Tom Carpenter, Author: Wireless@ Certification Official Study Guide, CWSP Certification Official Study Guide, and Foundations of Effectiveness.
The 20 challenges cover the following: phishing, DNS cache poisoning, Web app hacking (multiple), anonymous FTP abuse, wireless misconfigurations and abuse, social engineering, disgruntled soon-to-be-ex-employees, malware, password reuse, p2p abuse, router exploitation, XSS, and an iSCSI compromise. The last of these was my favorite because I have not seen this in the field yet. Almost all of the other exploits will seem familiar to anyone performing security consulting.

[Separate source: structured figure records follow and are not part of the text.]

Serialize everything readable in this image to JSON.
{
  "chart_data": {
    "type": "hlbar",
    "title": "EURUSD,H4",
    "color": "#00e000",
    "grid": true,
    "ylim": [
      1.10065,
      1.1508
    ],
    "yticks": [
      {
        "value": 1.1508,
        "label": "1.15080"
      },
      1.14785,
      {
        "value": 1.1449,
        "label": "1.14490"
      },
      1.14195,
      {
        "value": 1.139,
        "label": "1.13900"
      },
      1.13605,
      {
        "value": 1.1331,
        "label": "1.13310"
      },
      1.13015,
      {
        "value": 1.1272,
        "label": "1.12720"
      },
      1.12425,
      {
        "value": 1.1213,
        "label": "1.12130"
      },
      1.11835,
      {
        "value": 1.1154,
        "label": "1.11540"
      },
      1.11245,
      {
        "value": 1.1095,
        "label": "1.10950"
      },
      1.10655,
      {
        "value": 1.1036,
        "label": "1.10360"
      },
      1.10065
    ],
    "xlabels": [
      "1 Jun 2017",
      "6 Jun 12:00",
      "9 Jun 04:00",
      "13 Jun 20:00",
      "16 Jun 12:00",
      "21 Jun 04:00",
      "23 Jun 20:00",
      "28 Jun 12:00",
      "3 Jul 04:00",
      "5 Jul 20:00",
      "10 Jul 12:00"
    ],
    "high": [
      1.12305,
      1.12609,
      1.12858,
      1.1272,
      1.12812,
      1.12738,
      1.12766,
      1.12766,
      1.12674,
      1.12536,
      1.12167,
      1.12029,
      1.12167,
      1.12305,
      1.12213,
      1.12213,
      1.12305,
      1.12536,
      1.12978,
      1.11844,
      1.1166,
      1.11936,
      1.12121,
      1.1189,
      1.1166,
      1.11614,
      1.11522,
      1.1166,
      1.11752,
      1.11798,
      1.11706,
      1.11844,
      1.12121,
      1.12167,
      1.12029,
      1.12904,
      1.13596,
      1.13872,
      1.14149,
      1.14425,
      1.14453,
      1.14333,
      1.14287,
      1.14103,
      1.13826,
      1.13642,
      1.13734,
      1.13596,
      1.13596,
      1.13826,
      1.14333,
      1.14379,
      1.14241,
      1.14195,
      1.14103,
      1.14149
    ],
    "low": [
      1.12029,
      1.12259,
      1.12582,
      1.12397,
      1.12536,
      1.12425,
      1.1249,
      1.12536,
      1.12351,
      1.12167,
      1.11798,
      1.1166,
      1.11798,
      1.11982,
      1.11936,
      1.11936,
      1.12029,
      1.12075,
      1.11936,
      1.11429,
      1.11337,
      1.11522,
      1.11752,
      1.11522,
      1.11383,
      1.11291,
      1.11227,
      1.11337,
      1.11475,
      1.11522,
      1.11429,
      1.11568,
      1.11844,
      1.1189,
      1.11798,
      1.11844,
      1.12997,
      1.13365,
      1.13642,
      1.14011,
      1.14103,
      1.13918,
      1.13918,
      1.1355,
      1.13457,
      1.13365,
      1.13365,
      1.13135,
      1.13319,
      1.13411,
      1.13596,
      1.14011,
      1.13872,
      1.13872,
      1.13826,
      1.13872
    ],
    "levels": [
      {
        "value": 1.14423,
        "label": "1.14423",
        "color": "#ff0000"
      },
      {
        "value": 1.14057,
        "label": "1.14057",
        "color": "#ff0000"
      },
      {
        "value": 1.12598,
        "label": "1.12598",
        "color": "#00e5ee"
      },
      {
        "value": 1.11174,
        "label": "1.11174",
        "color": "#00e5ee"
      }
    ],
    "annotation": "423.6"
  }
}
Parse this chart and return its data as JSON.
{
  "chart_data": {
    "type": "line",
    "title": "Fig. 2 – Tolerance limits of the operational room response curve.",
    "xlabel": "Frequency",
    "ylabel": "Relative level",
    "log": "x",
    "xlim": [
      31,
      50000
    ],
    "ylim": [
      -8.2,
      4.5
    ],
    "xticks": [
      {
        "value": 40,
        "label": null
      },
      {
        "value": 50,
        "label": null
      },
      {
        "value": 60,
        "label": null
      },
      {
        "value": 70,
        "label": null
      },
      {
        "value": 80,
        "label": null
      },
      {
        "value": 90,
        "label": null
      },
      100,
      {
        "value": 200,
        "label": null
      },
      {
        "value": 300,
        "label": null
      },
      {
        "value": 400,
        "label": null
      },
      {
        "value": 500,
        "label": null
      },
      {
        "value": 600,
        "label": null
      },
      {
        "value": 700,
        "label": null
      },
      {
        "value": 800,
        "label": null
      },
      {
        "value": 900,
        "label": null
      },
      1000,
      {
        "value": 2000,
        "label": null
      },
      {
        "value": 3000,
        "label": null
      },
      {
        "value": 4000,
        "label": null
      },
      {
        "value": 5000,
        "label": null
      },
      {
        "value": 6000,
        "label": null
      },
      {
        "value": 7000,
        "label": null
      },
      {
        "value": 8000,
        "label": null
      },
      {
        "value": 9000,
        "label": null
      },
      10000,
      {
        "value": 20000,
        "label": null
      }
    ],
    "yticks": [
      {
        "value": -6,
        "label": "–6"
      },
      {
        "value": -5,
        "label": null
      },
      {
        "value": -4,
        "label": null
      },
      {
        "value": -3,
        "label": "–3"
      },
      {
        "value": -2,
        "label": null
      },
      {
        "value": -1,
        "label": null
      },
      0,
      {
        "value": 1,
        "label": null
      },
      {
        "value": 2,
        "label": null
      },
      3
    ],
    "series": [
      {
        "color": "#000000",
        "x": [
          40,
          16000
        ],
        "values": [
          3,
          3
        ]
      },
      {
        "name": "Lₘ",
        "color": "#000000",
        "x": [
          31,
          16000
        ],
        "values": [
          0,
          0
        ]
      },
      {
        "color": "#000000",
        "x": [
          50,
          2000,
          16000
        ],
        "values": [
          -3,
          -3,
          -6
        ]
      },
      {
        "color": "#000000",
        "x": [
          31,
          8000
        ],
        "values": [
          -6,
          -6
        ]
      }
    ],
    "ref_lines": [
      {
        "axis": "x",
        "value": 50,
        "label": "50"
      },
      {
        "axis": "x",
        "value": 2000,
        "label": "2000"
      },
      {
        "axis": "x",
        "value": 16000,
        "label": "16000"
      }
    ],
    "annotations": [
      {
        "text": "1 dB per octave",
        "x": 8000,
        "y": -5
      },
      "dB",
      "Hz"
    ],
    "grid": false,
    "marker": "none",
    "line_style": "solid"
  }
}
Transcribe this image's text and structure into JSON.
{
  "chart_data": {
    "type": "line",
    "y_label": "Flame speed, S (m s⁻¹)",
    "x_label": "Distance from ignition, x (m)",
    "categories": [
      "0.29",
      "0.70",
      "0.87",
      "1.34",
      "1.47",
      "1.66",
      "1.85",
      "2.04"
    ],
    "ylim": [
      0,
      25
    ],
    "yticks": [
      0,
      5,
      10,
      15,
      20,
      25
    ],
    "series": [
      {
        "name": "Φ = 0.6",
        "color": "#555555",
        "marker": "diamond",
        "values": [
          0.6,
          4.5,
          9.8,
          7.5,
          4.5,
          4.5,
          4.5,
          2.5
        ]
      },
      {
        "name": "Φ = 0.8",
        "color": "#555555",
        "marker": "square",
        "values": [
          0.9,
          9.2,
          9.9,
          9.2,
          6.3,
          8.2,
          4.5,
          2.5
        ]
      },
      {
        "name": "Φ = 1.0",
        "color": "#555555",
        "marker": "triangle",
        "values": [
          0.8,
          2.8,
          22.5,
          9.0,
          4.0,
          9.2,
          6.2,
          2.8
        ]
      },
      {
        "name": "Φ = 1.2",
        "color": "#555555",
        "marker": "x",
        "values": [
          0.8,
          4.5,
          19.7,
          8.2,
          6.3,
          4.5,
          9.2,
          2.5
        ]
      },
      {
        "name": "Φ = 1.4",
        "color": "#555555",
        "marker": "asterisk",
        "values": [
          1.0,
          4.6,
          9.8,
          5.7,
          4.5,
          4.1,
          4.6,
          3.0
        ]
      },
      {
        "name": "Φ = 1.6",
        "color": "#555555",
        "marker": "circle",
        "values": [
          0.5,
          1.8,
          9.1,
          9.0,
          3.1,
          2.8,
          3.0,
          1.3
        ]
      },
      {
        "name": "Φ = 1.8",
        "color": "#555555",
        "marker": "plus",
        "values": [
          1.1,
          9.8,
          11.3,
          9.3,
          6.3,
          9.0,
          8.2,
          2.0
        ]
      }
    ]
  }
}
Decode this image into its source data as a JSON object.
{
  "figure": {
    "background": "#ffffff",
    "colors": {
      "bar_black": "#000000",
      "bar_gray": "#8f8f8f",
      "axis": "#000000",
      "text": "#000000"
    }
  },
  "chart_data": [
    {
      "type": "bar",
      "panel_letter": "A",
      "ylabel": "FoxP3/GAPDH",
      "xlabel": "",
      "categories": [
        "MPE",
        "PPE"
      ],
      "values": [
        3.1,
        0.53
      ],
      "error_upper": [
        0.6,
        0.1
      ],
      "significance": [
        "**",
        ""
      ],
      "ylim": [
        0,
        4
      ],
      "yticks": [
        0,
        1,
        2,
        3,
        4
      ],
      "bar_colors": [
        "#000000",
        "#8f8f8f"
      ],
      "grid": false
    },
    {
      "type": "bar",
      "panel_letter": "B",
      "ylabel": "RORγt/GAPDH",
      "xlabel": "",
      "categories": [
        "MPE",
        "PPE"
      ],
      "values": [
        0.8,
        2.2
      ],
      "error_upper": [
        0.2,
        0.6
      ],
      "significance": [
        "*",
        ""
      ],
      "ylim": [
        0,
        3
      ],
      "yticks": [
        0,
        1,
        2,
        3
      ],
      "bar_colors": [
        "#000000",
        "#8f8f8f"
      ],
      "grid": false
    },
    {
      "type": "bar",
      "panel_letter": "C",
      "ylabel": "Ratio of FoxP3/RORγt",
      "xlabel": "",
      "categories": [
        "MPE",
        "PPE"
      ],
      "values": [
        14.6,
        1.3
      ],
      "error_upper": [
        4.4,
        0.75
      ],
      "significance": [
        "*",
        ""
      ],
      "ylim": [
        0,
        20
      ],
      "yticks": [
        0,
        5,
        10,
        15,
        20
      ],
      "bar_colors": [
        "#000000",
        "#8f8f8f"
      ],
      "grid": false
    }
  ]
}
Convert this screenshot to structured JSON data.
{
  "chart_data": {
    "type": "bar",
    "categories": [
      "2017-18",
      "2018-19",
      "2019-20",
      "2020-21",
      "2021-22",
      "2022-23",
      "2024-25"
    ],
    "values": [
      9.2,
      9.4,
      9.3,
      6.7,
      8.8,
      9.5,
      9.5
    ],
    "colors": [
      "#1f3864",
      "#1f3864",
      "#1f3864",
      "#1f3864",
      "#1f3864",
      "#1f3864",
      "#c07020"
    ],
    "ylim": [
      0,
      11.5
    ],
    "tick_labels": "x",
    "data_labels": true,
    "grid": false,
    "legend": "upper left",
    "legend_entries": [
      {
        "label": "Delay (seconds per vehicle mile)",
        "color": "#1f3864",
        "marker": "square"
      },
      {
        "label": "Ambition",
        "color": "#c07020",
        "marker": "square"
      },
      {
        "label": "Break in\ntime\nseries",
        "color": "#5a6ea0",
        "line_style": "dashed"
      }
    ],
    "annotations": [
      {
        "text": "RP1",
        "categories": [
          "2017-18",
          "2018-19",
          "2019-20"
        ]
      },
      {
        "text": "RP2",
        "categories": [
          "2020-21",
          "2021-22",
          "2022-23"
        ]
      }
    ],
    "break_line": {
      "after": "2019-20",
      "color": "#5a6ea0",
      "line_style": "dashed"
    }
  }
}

I believe all of the HC books are wonderful learning and discussion tools for junior security analysts. I would caution them to not accept the "approved solutions" as the proper way to conduct incident response and forensics, however. In 4 or perhaps 5 of the 20 cases, the IR process commenced with direct examination of suspected systems. In other words, admins or security folks jumped right onto possibly compromised hosts and began searching for clues of intrusion.
This is not the proper way to perform IR, yet I saw it demonstrated in Chs 4, 6, 9, and 12. Ch 12, p 119 was especially disappointing -- "the obvious place to begin the investigation is the Oracle server." Wrong -- unless you want to contaminate evidence, tip off the intruder, or introduce other problems into the security equation.
One of Anton Chuvakin's cases demonstrated a better way to approach the IR problem -- look for application logs, firewall records, and network traces first. Avoid touching suspected victims until there is no other option, and then do so carefully.
I do not intend to say through my comments that this process was universally ignored in HC3. Several times proper host-based IR procedures are followed, when using forensic live CDs or obtaining hard drive images. However, please keep my comments in mind while reading HC3. Since the book claims to be based on real events, it's possible the authors are retelling flawed investigations by their customers!
Overall, I definitely recommend reading HC3 if you are new to security or if you need to quiz your newer employees. The book is technically sound (except for a mention of Windows 2002 on p 265) and entertaining. Kudos for the HC3 team for sharing their creative ideas with us.